Célio Boi: “sou a favor da alternância de poder”. Foto: ArquivoO vereador de Diadema Celio Lucas de Almeida, Celio Boi (PSB), se prepara para disputar a sexta eleição, a primeira para concorrer a deputado federal. Com três mandatos consecutivos no Legislativo diademense, o socialista enfrentou um passado recente de turbulência dentro do partido, chegando a ter dois pedidos de expulsão. Porém, avalia que tudo isso acabou por fortalecer sua presença na legenda.

“Em 2015 quando o Vaguinho (ex-vereador Wagner Feitoza, que trocou o PSB pelo PRB e foi candidato a prefeito da cidade em 2016) levantou a bandeira da candidatura própria, teve o apoio do partido naquele momento da direção e dos militantes e, logo em seguida, houve uma tendência da direção do partido apoiar o governo Lauro Michels (PV)”, relembrou Celio. “Naquele momento tínhamos uma discussão voltada à candidatura do Vaguinho, que acabei encampando, e tivemos por muitos meses um embate muito ferrenho”, completou.

O primeiro pedido de expulsão, protocolado pelo ex-presidente Manoel José da Silva, o Adelson, foi revertido por decisão da Justiça Eleitoral. Quando o atual presidente e presidente da Câmara, Marcos Michels, assumiu o cargo, também pediu a expulsão do vereador, que foi revertida por decisão da direção estadual.

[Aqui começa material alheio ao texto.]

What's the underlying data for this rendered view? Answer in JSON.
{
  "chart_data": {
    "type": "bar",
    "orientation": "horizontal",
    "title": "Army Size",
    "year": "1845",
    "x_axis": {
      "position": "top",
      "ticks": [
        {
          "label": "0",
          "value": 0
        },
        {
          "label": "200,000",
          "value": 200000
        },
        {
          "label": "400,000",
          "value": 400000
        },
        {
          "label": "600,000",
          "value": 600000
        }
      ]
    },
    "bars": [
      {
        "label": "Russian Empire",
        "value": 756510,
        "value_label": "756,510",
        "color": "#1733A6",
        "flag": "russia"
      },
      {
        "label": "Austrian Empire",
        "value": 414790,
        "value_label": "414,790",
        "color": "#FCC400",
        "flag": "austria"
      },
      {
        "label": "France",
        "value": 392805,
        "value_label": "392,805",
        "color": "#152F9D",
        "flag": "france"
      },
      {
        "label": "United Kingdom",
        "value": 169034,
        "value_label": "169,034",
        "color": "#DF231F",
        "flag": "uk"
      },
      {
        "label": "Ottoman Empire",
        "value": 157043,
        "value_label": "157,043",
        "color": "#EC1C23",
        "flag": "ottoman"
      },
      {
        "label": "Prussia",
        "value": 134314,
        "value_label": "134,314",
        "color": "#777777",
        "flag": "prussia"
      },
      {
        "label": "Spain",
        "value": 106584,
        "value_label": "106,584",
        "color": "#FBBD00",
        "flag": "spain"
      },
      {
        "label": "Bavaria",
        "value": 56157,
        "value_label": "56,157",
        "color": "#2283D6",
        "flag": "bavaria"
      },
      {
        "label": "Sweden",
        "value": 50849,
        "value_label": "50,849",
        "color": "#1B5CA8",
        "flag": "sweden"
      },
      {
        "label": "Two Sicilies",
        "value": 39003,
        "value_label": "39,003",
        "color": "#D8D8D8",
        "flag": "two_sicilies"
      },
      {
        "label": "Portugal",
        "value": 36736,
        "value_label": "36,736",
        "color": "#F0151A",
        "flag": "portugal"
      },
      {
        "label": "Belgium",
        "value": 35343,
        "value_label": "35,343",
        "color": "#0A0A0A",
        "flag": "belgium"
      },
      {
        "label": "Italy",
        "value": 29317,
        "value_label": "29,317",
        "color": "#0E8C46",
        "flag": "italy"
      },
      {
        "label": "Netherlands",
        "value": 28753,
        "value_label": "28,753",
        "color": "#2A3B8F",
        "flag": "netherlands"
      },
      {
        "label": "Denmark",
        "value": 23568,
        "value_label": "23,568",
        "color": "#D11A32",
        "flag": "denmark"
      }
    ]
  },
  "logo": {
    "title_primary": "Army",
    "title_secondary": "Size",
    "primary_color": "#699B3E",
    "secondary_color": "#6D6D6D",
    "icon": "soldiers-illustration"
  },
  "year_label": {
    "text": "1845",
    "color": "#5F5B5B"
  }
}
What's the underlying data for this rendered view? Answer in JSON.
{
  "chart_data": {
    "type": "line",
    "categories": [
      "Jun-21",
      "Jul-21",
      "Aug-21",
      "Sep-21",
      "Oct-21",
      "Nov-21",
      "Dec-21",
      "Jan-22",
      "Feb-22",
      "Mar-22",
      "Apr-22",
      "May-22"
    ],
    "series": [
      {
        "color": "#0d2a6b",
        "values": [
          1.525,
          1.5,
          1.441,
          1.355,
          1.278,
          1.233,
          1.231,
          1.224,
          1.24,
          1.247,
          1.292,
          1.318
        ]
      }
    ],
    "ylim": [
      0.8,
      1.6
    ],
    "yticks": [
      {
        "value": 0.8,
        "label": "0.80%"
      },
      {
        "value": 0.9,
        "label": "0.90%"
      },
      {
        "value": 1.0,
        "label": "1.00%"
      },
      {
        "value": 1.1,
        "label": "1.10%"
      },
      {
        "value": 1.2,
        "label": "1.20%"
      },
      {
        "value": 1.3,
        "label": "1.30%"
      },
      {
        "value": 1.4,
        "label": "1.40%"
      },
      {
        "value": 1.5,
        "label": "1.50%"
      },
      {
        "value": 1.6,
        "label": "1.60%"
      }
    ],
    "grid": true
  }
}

“Mesmo assim, continuei no partido e consegui me reeleger. Uma campanha muito difícil do ponto de vista financeiro, sem recurso. Perdemos algumas lideranças por conta das decisões tomadas também, mas chegamos ao nosso terceiro mandato”, declarou. Para o futuro, Celio não descarta assumir a presidência do partido (atualmente é secretário-geral). “Vamos fazer uma discussão mais aprofundada, do ponto de vista da mudança. Sou a favor da alternância de poder”, destacou.

Líder de governo

Superados os conflitos e o período de oposição do governo Michels, Celio assumiu este ano e pela primeira vez o cargo de líder de governo. Nos primeiros seis meses, teve que lidar com um Legislativo composto em sua maioria por parlamentares da oposição e assistiu importantes projetos do Executivo serem rejeitados. “O CAD, na minha avaliação, foi uma injustiça, até porque o clube desenvolve na cidade um trabalho muito positivo, assim como o outro time concorrente, e são times que estão em fases diferentes”, citou. O projeto em referência é a renovação do convênio com o Clube Atlético Diadema (CAD), que vence no final do ano.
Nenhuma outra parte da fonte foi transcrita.